There are things unbearable. And there are unbearable things worth bearing.

Today, during my lunch break, I got utterly lost among the mountains and hills of Pennsylvania. and I was really happy about it.

This is my 500th post in this blog. I have been blogging since 1999, when my friend Elissa and I started playing around with the concept of journaling online. Coding our own simple, HTML-based journals hosted by Angelfire and Geocities. Then we were hosted by a lovely girl we had never met on Silverfire.net, which also still exists. Then we got ourselves into Livejournal (somehow mine still exists). I’ve blogged with friends at my friend’s domain, phuzzymath.net, and I’ve blogged on my own. I’ve done the quintessential teenage angst thing on Xanga. I’ve blogged at tigerose.org, which I still own, but now redirects to rosekuo.org. I’ve written about food, humor, relationships, and professional life. There have been many attempts and iterations of blogs under many different aliases, and I experimented with many different ways of expressing myself online. I changed my mind all the time and sometimes my inconstancy is my constancy. I’ve tried collaborations and different mishmashes of photos and words and thoughts. I’ve tried to be perfect. I’ve purposely striven for imperfection. I’ve spelled things wrong and then corrected them later. I’ve spelled thing wrong on purpose. I’ve spelled things wrong and never bothered to correct them. I’ve edited and re-edited. I’ve kept the original. I’ve tried to use correct punctuation, and I’ve tried to use no punctuation at all. I’ve been inconsistent in my use of capitalization. I’ve changed my mind about who I share my online presence with. I’ve struggled with how to reconcile my personal writing and photography with my professional life. I’ve struggled with how to reconcile what I write online with what my significant others have wanted (or didn’t want) me to write. I use pronouns instead of names. I use initials instead of pronouns. I use names. I’ve gone through periods of writing nothing at all, for months and months. I’ve gone through phases of only writing down what others have said to me. I’ve gone through phases of only writing down what I’ve read.  I’ve identified myself as a person who writes, but not a writer. And vice versa.

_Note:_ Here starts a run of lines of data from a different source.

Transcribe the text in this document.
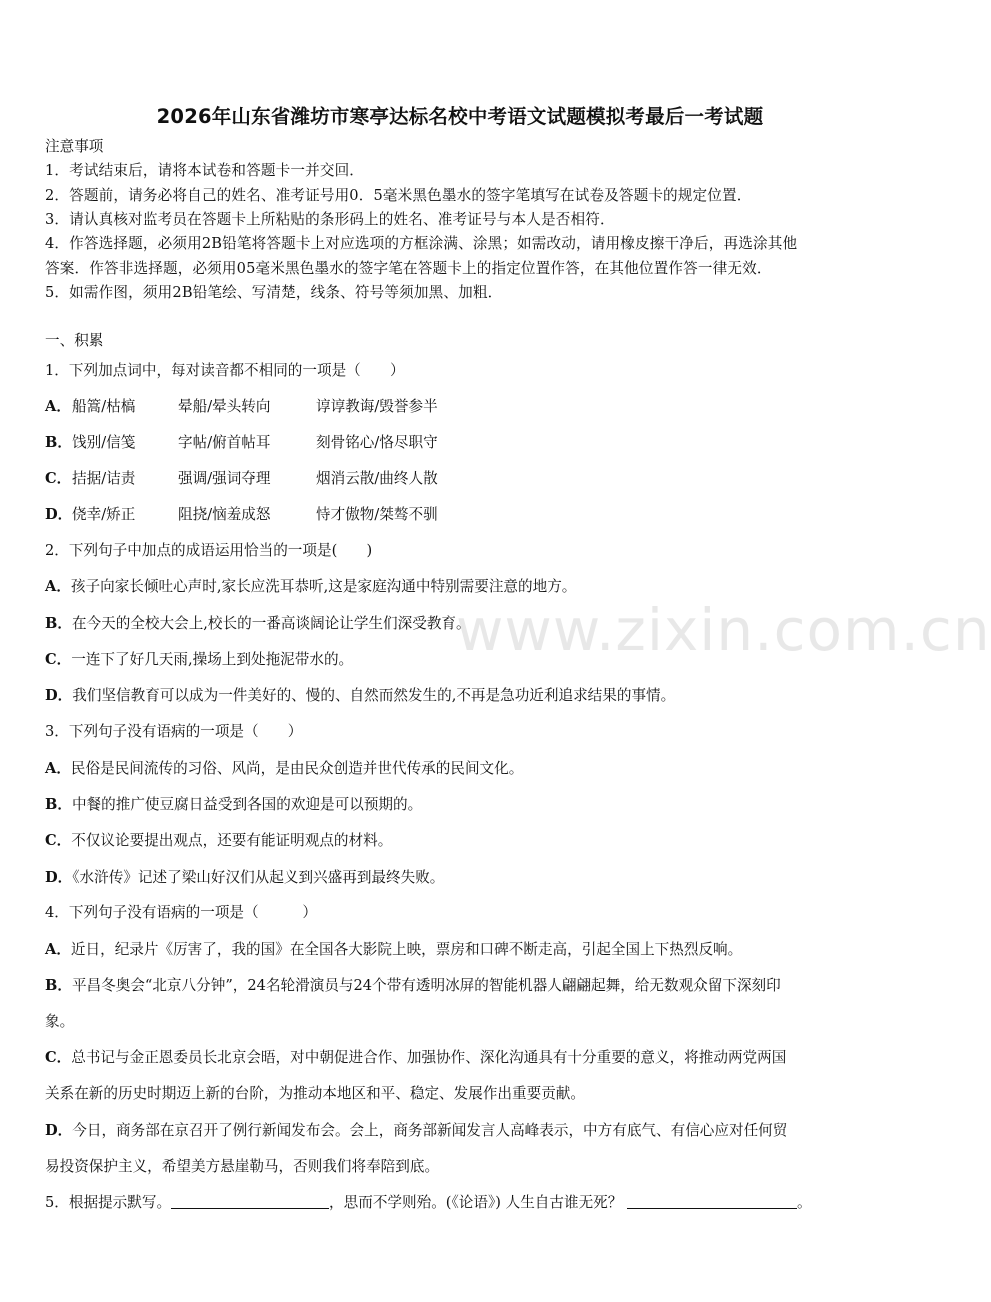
2026年山东省潍坊市寒亭达标名校中考语文试题模拟考最后一考试题
注意事项
1．考试结束后，请将本试卷和答题卡一并交回．
2．答题前，请务必将自己的姓名、准考证号用0．5毫米黑色墨水的签字笔填写在试卷及答题卡的规定位置．
3．请认真核对监考员在答题卡上所粘贴的条形码上的姓名、准考证号与本人是否相符．
4．作答选择题，必须用2B铅笔将答题卡上对应选项的方框涂满、涂黑；如需改动，请用橡皮擦干净后，再选涂其他
答案．作答非选择题，必须用05毫米黑色墨水的签字笔在答题卡上的指定位置作答，在其他位置作答一律无效．
5．如需作图，须用2B铅笔绘、写清楚，线条、符号等须加黑、加粗．
一、积累
1．下列加点词中，每对读音都不相同的一项是（　　）
A． 船篙/枯槁	晕船/晕头转向	谆谆教诲/毁誉参半
B． 饯别/信笺	字帖/俯首帖耳	刻骨铭心/恪尽职守
C． 拮据/诘责	强调/强词夺理	烟消云散/曲终人散
D． 侥幸/矫正	阻挠/恼羞成怒	恃才傲物/桀骜不驯
2．下列句子中加点的成语运用恰当的一项是(　　)
A．孩子向家长倾吐心声时,家长应洗耳恭听,这是家庭沟通中特别需要注意的地方。
B．在今天的全校大会上,校长的一番高谈阔论让学生们深受教育。
C．一连下了好几天雨,操场上到处拖泥带水的。
D．我们坚信教育可以成为一件美好的、慢的、自然而然发生的,不再是急功近利追求结果的事情。
3．下列句子没有语病的一项是（　　）
A．民俗是民间流传的习俗、风尚，是由民众创造并世代传承的民间文化。
B．中餐的推广使豆腐日益受到各国的欢迎是可以预期的。
C．不仅议论要提出观点，还要有能证明观点的材料。
D．《水浒传》记述了梁山好汉们从起义到兴盛再到最终失败。
4．下列句子没有语病的一项是（　　　）
A．近日，纪录片《厉害了，我的国》在全国各大影院上映，票房和口碑不断走高，引起全国上下热烈反响。
B．平昌冬奥会“北京八分钟”，24名轮滑演员与24个带有透明冰屏的智能机器人翩翩起舞，给无数观众留下深刻印
象。
C．总书记与金正恩委员长北京会晤，对中朝促进合作、加强协作、深化沟通具有十分重要的意义，将推动两党两国
关系在新的历史时期迈上新的台阶，为推动本地区和平、稳定、发展作出重要贡献。
D．今日，商务部在京召开了例行新闻发布会。会上，商务部新闻发言人高峰表示，中方有底气、有信心应对任何贸
易投资保护主义，希望美方悬崖勒马，否则我们将奉陪到底。
5．根据提示默写。	，思而不学则殆。(《论语》) 人生自古谁无死？	。
www.zixin.com.cn
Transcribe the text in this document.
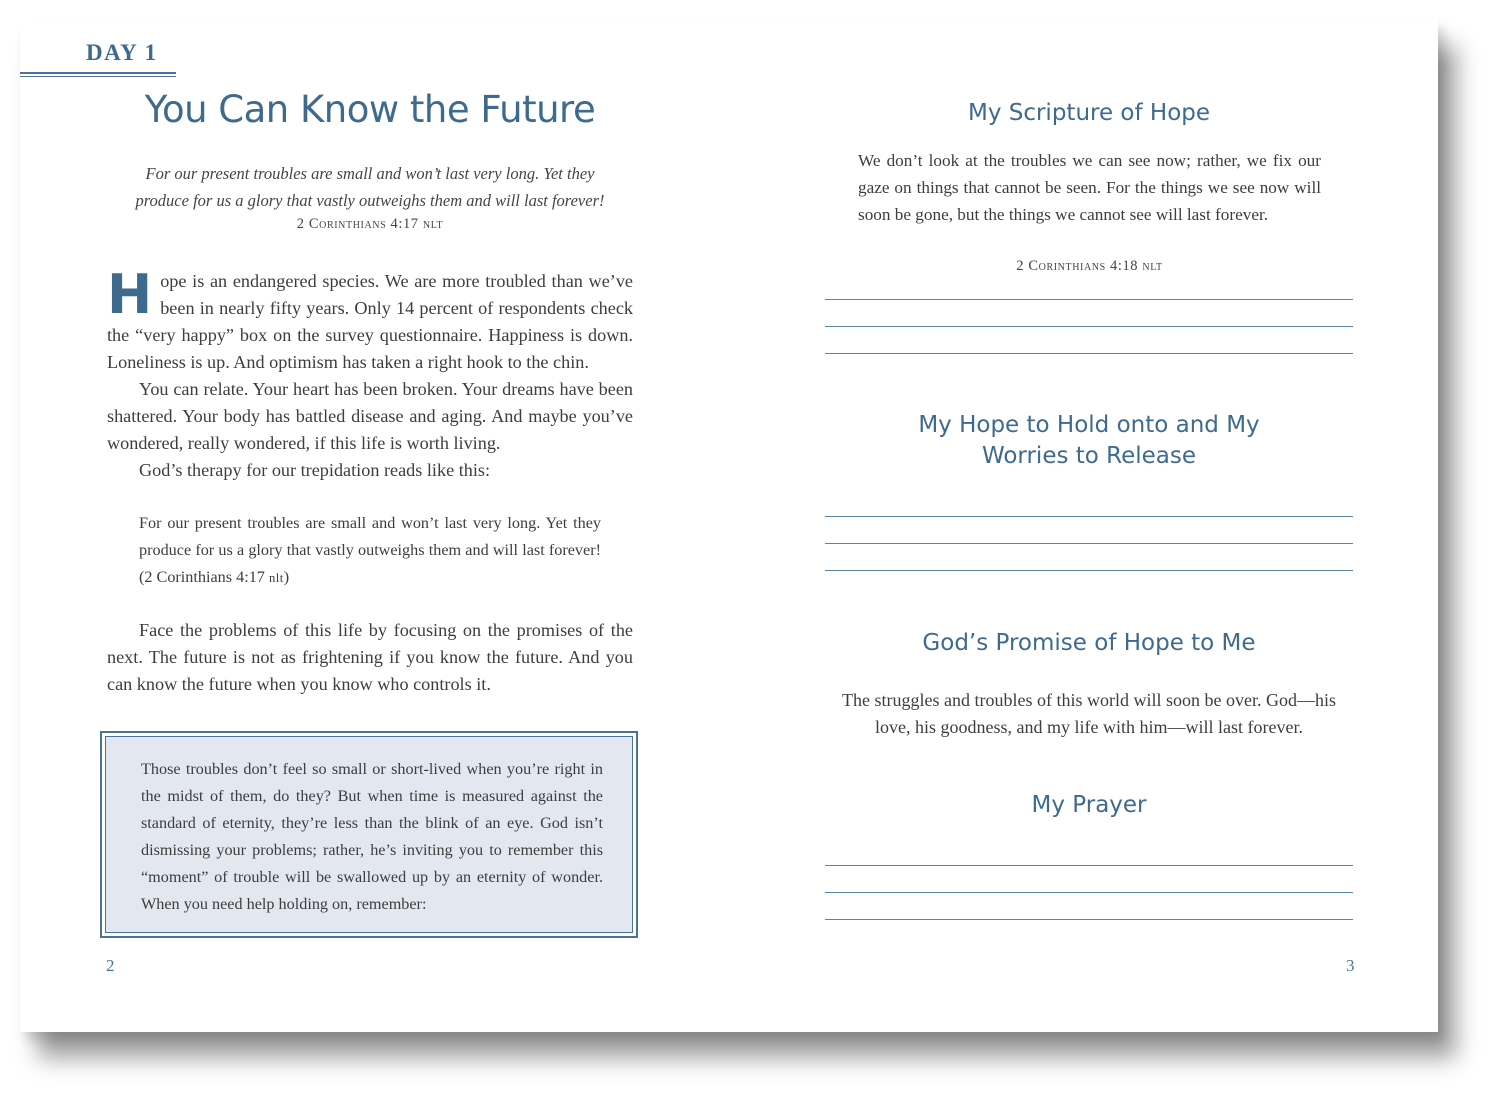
DAY 1
You Can Know the Future
For our present troubles are small and won’t last very long. Yet they
produce for us a glory that vastly outweighs them and will last forever!
2 Corinthians 4:17 nlt

Hope is an endangered species. We are more troubled than we’ve been in nearly fifty years. Only 14 percent of respondents check the “very happy” box on the survey questionnaire. Happiness is down. Loneliness is up. And optimism has taken a right hook to the chin.

You can relate. Your heart has been broken. Your dreams have been shattered. Your body has battled disease and aging. And maybe you’ve wondered, really wondered, if this life is worth living.

God’s therapy for our trepidation reads like this:

For our present troubles are small and won’t last very long. Yet they produce for us a glory that vastly outweighs them and will last forever! (2 Corinthians 4:17 nlt)

Face the problems of this life by focusing on the promises of the next. The future is not as frightening if you know the future. And you can know the future when you know who controls it.

Those troubles don’t feel so small or short-lived when you’re right in the midst of them, do they? But when time is measured against the standard of eternity, they’re less than the blink of an eye. God isn’t dismissing your problems; rather, he’s inviting you to remember this “moment” of trouble will be swallowed up by an eternity of wonder. When you need help holding on, remember:
2
My Scripture of Hope
We don’t look at the troubles we can see now; rather, we fix our gaze on things that cannot be seen. For the things we see now will soon be gone, but the things we cannot see will last forever.
2 Corinthians 4:18 nlt
My Hope to Hold onto and My
Worries to Release
God’s Promise of Hope to Me
The struggles and troubles of this world will soon be over. God—his love, his goodness, and my life with him—will last forever.
My Prayer
3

The thing that matters most is that we haven’t stopped trying to create. and I really think that’s why I share. It’s all a process, creation, creativity, art, writing, sharing. Perhaps it helps us become who will be, or perhaps it helps others realize who we are. In the end, I’m grateful for the opportunity to read others’ writing and to share my own. My earliest dream, as told to my mother when I was old enough to scribble in plastic pink diaries, was to be an “arthur” (which was my incorrect pronunciation of author). Without this outlet (and the devoted friends who encouraged me to keep this outlet), I am sure, I would not have continued writing.

Cheers to our freedom of expression, and all the amazing technology and platforms that have made this possible.

Comments 2

  1. rose August 27, 2012 6:35 pm

    I think it is a distant dream to have something published. I think “writing” is my most familiar, heartbeat kind of dream, the kind of dream that feels like my own skin, so I don't struggle with it anymore. I kind of accept that “being an author” may not look like “publishing a book”- rather, it's about the stuff that I talked about in the blog entry. Does that make sense?